HR: Manager Mistakes and Lawsuits
In recent years, the number of employee lawsuits has risen tremendously. Although many of these suits have no real legal basis and are provoked mainly by an employee’s anger from what they may consider to be unfair treatment—fighting these suits can still cost a company a great deal of time and money.
As many of these lawsuits can be traced backed to manager mistakes, below is a list of some of the most common manager mistakes that can expose a company to an increased likelihood of lawsuits and financial liability.
Inadequate Training- Managers should understand and follow company policies and procedures. Lack of training can cause managers to make improper or inconsistent decisions which contradict company policy.
Lack of Legal Knowledge- Managers should understand and comply with federal and state employment laws. Compliance with state/federal requirements is imperative in avoiding lawsuits.

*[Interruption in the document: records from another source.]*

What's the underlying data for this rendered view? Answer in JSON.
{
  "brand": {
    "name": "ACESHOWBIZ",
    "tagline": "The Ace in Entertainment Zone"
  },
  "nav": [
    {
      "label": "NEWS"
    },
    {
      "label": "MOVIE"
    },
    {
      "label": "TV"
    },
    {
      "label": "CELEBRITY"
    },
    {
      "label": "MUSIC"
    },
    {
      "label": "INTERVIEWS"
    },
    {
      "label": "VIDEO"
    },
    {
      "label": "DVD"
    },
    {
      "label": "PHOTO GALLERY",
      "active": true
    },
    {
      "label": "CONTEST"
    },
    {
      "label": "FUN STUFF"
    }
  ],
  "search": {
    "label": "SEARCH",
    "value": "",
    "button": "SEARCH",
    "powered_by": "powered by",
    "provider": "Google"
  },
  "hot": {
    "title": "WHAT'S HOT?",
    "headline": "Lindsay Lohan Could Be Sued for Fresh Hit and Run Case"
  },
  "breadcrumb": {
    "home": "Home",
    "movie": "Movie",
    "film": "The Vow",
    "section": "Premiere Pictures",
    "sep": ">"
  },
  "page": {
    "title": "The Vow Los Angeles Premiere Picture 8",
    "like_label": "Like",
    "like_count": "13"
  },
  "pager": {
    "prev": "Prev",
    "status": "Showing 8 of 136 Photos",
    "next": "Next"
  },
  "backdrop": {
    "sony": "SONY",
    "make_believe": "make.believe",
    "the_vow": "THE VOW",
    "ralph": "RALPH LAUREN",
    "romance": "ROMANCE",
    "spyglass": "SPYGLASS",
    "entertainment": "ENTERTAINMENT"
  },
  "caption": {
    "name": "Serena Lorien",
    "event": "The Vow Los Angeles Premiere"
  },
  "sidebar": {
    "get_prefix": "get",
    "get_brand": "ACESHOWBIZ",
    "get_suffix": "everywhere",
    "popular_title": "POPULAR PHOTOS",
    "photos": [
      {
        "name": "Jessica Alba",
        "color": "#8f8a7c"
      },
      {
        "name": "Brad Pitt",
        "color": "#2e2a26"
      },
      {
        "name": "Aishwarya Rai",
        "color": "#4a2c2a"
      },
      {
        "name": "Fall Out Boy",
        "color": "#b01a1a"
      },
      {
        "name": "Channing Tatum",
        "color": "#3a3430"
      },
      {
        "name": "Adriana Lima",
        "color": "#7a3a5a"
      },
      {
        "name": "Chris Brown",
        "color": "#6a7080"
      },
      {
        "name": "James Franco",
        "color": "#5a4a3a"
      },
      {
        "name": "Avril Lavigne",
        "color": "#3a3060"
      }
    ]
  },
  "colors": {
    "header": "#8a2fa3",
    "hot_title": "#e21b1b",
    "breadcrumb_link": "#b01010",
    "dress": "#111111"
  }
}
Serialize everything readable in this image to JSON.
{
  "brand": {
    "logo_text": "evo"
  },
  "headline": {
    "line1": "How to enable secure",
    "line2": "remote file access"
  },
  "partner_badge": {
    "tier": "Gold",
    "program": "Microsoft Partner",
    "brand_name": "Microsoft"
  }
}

Incomplete/Sloppy Documentation- Without written documentation of an employee’s history- employers have little evidence or proof of poor performance, insubordination or disregard of company policy. All communications should be documented and written as if they are going to be presented in court someday.
Ignoring Employee Complaints- To avoid lawsuits, managers should address employee’s problems and complaints as soon as they are brought to their attention. Ignoring complaints jeopardizes employee morale and a company’s standing in court.
Firing Employees Too Quickly- Managers who fire employees without advance notice are exposing a company to lawsuits. Acting without fair warning or first trying to improve a worker's performance invites resentment and may lead to litigation.